Yaseen El Azzouni goes all out in his SceneNoise debut, taking us through J!n's latest EP, Xnoir.
It’s not baseless to say that online image is everything. For musicians, the divide between the image an artist presents of their work and personality, in contrast to the reality of the artist themselves, is easily exploitable. It allows the creation of elaborate stage personas: the somber introverted hipster, the rebellious punk rocker, the party animal DJ, and everything in between. It is something truly rare to find an artist who manages to disconnect from this world of carefully crafted personas and just focus on the music.
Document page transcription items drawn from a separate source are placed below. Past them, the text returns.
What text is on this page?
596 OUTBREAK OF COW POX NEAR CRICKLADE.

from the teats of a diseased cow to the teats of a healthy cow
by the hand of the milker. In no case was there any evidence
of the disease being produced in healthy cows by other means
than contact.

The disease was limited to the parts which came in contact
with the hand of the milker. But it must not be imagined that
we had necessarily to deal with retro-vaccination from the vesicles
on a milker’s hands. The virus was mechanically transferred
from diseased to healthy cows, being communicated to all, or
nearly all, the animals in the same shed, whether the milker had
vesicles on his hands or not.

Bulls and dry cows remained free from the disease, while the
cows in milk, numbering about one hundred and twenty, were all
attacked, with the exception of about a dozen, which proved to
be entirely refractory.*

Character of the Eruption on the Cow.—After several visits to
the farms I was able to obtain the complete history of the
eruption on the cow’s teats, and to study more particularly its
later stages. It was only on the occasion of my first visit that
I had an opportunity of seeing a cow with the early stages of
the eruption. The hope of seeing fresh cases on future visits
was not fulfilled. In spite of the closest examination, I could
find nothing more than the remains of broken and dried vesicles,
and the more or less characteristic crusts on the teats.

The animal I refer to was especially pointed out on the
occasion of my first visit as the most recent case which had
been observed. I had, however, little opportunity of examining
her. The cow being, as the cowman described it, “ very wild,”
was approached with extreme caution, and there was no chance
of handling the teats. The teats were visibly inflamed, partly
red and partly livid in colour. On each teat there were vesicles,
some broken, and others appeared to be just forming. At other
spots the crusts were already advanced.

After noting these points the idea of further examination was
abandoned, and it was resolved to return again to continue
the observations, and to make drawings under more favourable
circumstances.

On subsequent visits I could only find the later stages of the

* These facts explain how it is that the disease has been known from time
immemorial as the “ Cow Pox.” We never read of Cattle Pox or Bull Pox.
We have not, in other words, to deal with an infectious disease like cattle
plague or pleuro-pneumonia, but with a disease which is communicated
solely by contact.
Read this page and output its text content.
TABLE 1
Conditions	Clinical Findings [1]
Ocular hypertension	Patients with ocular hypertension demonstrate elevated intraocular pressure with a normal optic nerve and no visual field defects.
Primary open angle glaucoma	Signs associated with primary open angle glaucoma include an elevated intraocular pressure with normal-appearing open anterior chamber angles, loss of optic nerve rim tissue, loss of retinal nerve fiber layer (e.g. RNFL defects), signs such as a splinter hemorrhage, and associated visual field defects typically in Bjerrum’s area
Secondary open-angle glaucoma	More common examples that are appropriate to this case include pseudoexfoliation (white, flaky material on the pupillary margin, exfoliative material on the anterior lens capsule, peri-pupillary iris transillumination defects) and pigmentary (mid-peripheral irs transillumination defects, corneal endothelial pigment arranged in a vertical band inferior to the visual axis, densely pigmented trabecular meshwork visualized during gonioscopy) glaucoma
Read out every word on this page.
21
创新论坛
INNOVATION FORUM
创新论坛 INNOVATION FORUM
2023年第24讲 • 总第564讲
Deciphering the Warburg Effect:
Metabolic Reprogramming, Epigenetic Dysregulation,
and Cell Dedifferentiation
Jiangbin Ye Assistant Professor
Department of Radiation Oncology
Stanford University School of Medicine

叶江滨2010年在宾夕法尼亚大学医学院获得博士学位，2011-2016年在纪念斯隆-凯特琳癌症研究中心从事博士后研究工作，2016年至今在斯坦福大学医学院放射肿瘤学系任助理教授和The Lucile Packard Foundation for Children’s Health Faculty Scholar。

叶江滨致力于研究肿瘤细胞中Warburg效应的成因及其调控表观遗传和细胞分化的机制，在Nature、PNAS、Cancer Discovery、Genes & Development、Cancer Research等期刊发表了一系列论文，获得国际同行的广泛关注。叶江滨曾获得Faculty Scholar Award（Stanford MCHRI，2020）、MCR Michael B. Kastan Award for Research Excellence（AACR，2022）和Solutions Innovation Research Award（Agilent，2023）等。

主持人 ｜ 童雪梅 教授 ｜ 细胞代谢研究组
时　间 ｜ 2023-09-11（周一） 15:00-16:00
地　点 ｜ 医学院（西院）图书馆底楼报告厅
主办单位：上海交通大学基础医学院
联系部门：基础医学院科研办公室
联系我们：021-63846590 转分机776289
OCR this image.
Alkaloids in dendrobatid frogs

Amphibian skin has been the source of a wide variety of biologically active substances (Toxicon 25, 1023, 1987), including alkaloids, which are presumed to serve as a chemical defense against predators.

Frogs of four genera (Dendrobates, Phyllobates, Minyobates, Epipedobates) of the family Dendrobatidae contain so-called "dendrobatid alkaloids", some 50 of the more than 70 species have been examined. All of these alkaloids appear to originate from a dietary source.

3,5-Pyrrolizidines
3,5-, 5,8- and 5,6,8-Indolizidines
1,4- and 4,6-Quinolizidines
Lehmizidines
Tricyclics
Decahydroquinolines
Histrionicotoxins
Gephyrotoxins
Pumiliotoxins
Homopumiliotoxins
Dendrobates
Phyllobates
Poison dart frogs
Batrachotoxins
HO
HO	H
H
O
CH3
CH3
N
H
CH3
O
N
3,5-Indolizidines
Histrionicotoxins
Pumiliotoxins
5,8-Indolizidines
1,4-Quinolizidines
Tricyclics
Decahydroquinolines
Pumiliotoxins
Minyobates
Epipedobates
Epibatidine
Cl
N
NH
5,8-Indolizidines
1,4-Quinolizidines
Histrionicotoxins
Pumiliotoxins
A byproduct of the Internet, Hana Yousry (a.k.a J!n)’s music is rife with Japanese imagery, computer jargon, and that glazed-over-eyes look you get after staring at a computer screen for too long. Incorporating elements of ambient Electronic music - à la early Aphex Twin - the abrasive percussive textures of IDM, and elements of Chill-out, J!n’s homegrown style is a refreshing change of pace from the khabt that dominates the Egyptian music scene, and strays into even darker sonic territories. With only a handful of known public performances, and a blisteringly fast release rate, J!n embodies the disjointed, reclusive, and melancholic spirit of the post-digital era; best heard through a thick haze of smoke and under the dim light of a computer screen.
First appearing in 2013 with the release of a series of singles, J!n has been steadily making waves amongst electronic music fans and producers alike, even branching out into collaborative territory through her record Bus#609 with rap artist Bambam. Xnoir marks J!n’s third EP release of the year, following Citrus and Decent Bitchez. In Xnoir, J!n has come a long way, evolving and expanding upon the metallic vocals and abstract ambient soundscapes heard in her previous work.
The opening track, Skye, immediately establishes the sonic aesthetic of the record; icy, cavernous keys soaked in reverb fill the mix and slowly rise in volume as J!n’s haunting vocals drift in and out, twisting and modulating into an almost trance-like crooning. J!n uses her voice not only for singing, but as an instrument to be recorded, sampled, and manipulated to fit into the greater framework of her music. Near the latter half of the song, flourishing saxophones, a clean bass, and distant, panned snares subtly drive up the pace, setting the tempo for the rest of the project.
In Sea.wasp, a thick pulsating chorus accompanies a zombie-like rhythm of synthetic drums and rattling high hats that drive the track forward through whirling synth swells and echoes of pitched percussion. Bursts of steam-like white noise contrast another heartbreakingly soulful saxophone, which returns from Skye and is ever present throughout the EP, save for the final track krxst. Here, a buzzing lead synthesizer takes over from the saxes and, along with some bouncing electronic chords, draw us deeper into J!n’s digitised world.
Track four, Saltee, may be one of the less accessible tracks on Xnoir, at least to a mainstream audience. The slow instrumental breakdown near the middle of the piece, one of the EP’s highlights, is preceded and succeeded by robotic vocals that tread the thin line between poignant and gratingly abrasive.
The title track is as sonically dark as its name would suggest; a growling deep bass and a heavy, mechanical, drum kit couple with J!n’s ethereal whisperings and take the listener on a headfirst dive into the digital depths of the Internet. Xnoir is unflinchingly direct, and the brutal thump of the kick drum is sure to wake even the most heavy-eyed listener.
Xnoir, as a whole, is J!n’s most instrumentally cohesive work yet, and seasoned listeners will find a refreshing pleasure in the recurring saxophone motifs and live instrumentation that are all too rare in ambient music. While similarly sounding drum samples and patterns may initially seem compositionally similar on a track-by-track basis, they do not diminish the overall effectiveness of the EP, and even allow the individual tracks of Xnoir to be perceived as one long and interconnected work. J!n’s progression of her own unique sound is intriguing to follow, and while the ambient music as a whole may not be everyone’s cup of chai, Xnoir is a must-listen that at once both soothes and challenges the ear of even the most adventurous listener.